Ancora una volta, scende in campo il cardinale Raymond Leo Burke, esponente di spicco del “fronte tradizionalista” che in Vaticano si oppone, di fatto, al pontificato di Papa Francesco. Burke e il fronte tradizionalista hanno infatti diffuso un testo che mira a correggere quelli che bollano come errori della Chiesa cattolica di oggi. L’impronta di Bergoglio non viene direttamente chiamata in causa, ma i riferimenti appaiono evidenti. L’impressione è che Burke e i suoi fedelissimi abbiano volto rimarcare, ancora una volta, la preoccupazione per la “confusione imperante” nel Vaticano di oggi.

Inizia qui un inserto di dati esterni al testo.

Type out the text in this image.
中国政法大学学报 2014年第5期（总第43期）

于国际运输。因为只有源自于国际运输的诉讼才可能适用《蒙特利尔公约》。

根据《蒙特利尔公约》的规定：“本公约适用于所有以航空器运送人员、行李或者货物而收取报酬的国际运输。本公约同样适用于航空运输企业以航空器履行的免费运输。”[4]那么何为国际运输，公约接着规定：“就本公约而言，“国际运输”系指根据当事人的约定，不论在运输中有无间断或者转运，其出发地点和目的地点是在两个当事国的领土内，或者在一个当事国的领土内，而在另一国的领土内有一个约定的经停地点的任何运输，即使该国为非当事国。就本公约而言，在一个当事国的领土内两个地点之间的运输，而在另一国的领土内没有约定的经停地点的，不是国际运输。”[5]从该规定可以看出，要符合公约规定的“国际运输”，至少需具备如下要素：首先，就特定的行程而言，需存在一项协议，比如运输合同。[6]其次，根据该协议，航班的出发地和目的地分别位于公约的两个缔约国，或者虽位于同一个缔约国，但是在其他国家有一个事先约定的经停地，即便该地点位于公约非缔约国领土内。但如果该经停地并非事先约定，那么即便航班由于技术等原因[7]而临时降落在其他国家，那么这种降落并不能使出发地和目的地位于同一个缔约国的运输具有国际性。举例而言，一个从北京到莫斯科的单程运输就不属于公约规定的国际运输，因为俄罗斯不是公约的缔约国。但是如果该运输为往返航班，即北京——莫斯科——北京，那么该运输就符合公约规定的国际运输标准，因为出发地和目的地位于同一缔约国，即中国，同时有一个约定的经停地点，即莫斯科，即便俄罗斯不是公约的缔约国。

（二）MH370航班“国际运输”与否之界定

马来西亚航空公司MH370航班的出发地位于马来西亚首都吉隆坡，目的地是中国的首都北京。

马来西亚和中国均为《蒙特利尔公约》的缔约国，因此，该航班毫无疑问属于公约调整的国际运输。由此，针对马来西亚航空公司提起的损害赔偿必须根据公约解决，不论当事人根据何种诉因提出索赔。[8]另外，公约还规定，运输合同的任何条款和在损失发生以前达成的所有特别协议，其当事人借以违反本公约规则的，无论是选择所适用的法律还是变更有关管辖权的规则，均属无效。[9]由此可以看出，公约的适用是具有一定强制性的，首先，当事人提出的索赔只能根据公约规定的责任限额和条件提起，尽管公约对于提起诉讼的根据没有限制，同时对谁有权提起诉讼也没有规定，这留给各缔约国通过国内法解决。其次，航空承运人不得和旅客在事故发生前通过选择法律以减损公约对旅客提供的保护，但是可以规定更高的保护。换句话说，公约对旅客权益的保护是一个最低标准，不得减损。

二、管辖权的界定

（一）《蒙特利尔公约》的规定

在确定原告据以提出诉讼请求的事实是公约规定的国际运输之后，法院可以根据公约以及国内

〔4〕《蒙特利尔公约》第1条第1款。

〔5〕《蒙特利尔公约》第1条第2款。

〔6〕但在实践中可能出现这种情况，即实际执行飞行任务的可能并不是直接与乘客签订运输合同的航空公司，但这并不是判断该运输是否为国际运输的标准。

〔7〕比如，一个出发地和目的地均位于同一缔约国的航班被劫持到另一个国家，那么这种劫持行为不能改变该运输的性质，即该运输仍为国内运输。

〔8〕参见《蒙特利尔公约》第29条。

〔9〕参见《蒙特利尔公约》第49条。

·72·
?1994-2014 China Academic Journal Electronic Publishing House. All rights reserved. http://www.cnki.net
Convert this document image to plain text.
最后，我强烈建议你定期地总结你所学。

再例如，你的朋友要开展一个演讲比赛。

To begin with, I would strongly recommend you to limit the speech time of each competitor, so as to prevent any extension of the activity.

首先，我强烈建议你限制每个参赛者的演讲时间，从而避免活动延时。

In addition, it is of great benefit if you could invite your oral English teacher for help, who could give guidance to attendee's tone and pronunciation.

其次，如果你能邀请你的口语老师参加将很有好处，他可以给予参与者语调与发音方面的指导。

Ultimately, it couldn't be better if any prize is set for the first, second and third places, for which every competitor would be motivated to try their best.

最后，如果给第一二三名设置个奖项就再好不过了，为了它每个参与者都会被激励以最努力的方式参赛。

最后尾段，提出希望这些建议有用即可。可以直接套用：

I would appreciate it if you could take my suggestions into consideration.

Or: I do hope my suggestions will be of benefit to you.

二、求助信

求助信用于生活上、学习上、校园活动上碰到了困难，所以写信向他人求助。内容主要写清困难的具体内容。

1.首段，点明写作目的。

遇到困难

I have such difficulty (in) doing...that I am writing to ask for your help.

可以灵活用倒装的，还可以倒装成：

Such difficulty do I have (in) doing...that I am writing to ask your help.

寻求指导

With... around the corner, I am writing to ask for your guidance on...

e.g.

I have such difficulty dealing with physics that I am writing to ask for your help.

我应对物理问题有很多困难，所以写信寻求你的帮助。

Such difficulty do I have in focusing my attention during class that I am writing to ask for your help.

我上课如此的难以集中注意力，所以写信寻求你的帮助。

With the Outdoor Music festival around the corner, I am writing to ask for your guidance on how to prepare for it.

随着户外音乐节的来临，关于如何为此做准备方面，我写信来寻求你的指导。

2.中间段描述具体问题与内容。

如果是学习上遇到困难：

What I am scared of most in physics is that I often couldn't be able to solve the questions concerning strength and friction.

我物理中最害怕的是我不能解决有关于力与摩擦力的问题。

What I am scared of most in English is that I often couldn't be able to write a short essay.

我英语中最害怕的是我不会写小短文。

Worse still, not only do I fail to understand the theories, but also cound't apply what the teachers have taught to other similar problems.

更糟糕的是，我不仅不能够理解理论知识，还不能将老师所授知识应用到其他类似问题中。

Il documento, diffuso integralmente sul sito di Corrispondenza romana, mette al centro la visione che la dottrina cattolica dovrebbe avere sul tema delle “istanze Lgbt”. Chi ha firmato la dichiarazione, in buona sostanza, richiama il Vaticano su più fronti citando il Catechismo. Burke e gli altri firmatari insistono sulla necessità di chiarezza che deriva dall’apertura della Chiesa al mese dell’orgoglio gay. Si pensi a quanto fatto da James Martin, gesuita e progressista, oltre che consultore del Vaticano, il quale su Twitter ha augurato “buon mese del Pride” alla comunità Lgbt.
Il vescovo Athanasius Schneider e l’insieme di ecclesiastici che sostengono la dichiarazione mettono nero su bianco che “le unioni che hanno il nome di matrimonio senza possederne la realtà, non possono ricevere la benedizione della Chiesa, poiché ciò è contrario alla legge naturale e divina“. Nel documento,poi, si parla del rapporto tra cattolici e islam: “I musulmani e tutti quelli che non hanno fede in Gesù Cristo, Dio e uomo, anche se monoteisti – sottolinea il fronte tradizionalista – non possono rendere a Dio la stessa adorazione dei cristiani, cioè il culto soprannaturale in Spirito e Verità di quanti hanno ricevuto lo Spirito di adozione filiale”. Non è quindi possibile, secondo Burke e gli altri, una equiparazione gerarchica tra le due confessioni: critica che in questo caso sembra direttamente rivolta a Francesco.
Il testo, assai critico, viene valorizzato anche dalla firma del cardinal Janis Pujats, che è l’ex arcivescovo di Riga, e di altri due arcivescovi dell’Europa dell’Est. Nel documento fanno capolino anche altre questioni dottrinali che potrebbero essere stravolte, o quantomeno modificate, nel corso del prossimo Sinodo che si terrà in Amazzonia: dal celibato dei consacrati al fatto che, ad oggi, non possa esistere alcuna forma di diaconato femminile.